Authorities will implement a curfew from 2300 Sept. 3-2300 Sept. 4 in Amman and Zarqa Governorates due to an increase in COVID-19 activity in those areas. All nonessential movement throughout those governorates will be prohibited for the duration of the measure. A nightly 2300-0600 curfew remains in effect nationwide until further notice. Businesses nationwide are permitted to operate from 0600-2200 daily. Medical workers and other essential personnel are exempt from the curfews. Across the country, protective face coverings and gloves are mandatory while in public places; violators may be subject to fines.

Beginning 0600 Sept. 2, authorities imposed additional restrictions on Amman's Al Rabwa neighborhood due to a localized increase in COVID-19 cases. Until further notice, travel in and out of the affected area will be prohibited except for the transport of essential goods. Schools, parks, markets, and places of worship will close in Al Rabwa. Vehicular travel will be prohibited; however, residents may travel within the neighborhood on foot. On Sept. 1, authorities lifted similar restrictions that had been in force in the city of Sahab, Amman Governorate, since Aug. 25. Authorities are monitoring the epidemiological situation throughout Jordan and will continue to enact localized lockdowns on locations with increased COVID-19 activity.
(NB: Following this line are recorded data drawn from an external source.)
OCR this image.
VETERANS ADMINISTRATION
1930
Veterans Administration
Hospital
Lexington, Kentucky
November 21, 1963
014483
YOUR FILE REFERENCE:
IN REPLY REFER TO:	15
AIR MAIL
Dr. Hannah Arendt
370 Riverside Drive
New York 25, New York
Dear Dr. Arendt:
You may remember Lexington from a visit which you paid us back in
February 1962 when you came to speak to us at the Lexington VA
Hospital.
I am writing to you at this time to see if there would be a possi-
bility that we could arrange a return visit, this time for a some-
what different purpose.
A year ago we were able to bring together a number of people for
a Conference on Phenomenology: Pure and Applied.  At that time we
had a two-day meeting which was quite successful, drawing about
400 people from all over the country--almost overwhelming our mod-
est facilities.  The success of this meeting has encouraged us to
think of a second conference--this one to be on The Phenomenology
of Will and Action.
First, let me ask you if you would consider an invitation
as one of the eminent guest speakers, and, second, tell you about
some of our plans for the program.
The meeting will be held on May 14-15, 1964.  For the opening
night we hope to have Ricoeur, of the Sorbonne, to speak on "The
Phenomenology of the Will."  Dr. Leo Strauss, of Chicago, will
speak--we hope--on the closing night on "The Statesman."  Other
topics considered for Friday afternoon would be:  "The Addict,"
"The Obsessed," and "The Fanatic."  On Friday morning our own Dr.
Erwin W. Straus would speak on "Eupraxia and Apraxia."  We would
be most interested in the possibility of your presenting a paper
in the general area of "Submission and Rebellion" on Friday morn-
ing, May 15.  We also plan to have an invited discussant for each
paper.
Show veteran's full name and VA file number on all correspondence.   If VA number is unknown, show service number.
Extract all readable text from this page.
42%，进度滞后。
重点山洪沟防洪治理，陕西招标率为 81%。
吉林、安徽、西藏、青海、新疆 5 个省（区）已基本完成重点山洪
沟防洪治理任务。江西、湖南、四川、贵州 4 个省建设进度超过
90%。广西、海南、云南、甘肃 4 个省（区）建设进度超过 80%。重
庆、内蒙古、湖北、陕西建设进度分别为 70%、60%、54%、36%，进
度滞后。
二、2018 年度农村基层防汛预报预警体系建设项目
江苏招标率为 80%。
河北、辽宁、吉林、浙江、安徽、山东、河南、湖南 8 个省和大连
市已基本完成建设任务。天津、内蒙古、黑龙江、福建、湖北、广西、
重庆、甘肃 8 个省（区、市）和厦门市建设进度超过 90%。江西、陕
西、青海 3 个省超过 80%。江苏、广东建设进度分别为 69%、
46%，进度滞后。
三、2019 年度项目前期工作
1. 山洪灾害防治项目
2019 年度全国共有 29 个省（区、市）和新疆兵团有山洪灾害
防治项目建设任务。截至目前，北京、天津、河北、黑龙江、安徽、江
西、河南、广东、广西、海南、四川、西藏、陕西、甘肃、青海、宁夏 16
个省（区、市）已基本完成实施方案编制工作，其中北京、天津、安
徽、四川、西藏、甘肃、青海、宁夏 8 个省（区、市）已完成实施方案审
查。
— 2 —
Officials have eased the following restrictions:

 

  • Nonessential travel between governorates is now permitted.

 

  • Hotels, restaurants, and tourist sites nationwide have resumed operations.

 

  • Sporting events have resumed; however, spectators are not permitted at this time.

 

  • Mosques, churches, and other houses of worship are open for prayer.

 

  • Public transportation has resumed operations at 50-percent capacity.

 


The following restrictions remain in effect:

 

  • A nationwide nightly 2300-0600 curfew is in force nationwide.

 

  • Public gatherings of more than 20 people remain prohibited.

 

  • Residents over the age of 70 and those with chronic illnesses are not allowed to travel.

 

  • Wedding halls, cinemas, public parks, universities, and schools remain closed until further notice.

 


Authorities could reimpose, extend, further ease, or otherwise amend any restrictions with little-to-no notice depending on disease activity over the coming weeks.

Background and Analysis
Jordan's travel restrictions and preventive measures are similar to those taken by other governments globally in response to the spread of COVID-19. COVID-19 is a viral respiratory disease caused by infection with the SARS-CoV-2 virus (previously known as 2019-nCoV). Symptoms occur 1-14 days following exposure (average of 3-7 days). These symptoms include fever, fatigue, cough, difficulty breathing, sometimes worsening to pneumonia and kidney failure - especially in those with underlying medical conditions. On March 11, the World Health Organization (WHO) declared the ongoing COVID-19 outbreak a pandemic.

Advice
Follow all official instructions. Abide by national health and safety measures. Reconfirm all travel arrangements. Consider delaying traveling if experiencing symptoms associated with COVID-19, as they may prompt increased scrutiny and delays. Liaise with trusted contacts for further updates and guidance. Maintain contact with your diplomatic representation. Ensure contingency plans account for further disruptive measures or extensions of current restrictions.

Exercise basic health precautions, especially frequent handwashing with soap and water, or an alcohol-based hand sanitizer if soap and water are unavailable. There is no evidence that the influenza vaccine, antibiotics, or antiviral medications will prevent this disease, highlighting the importance of diligent basic health precautions.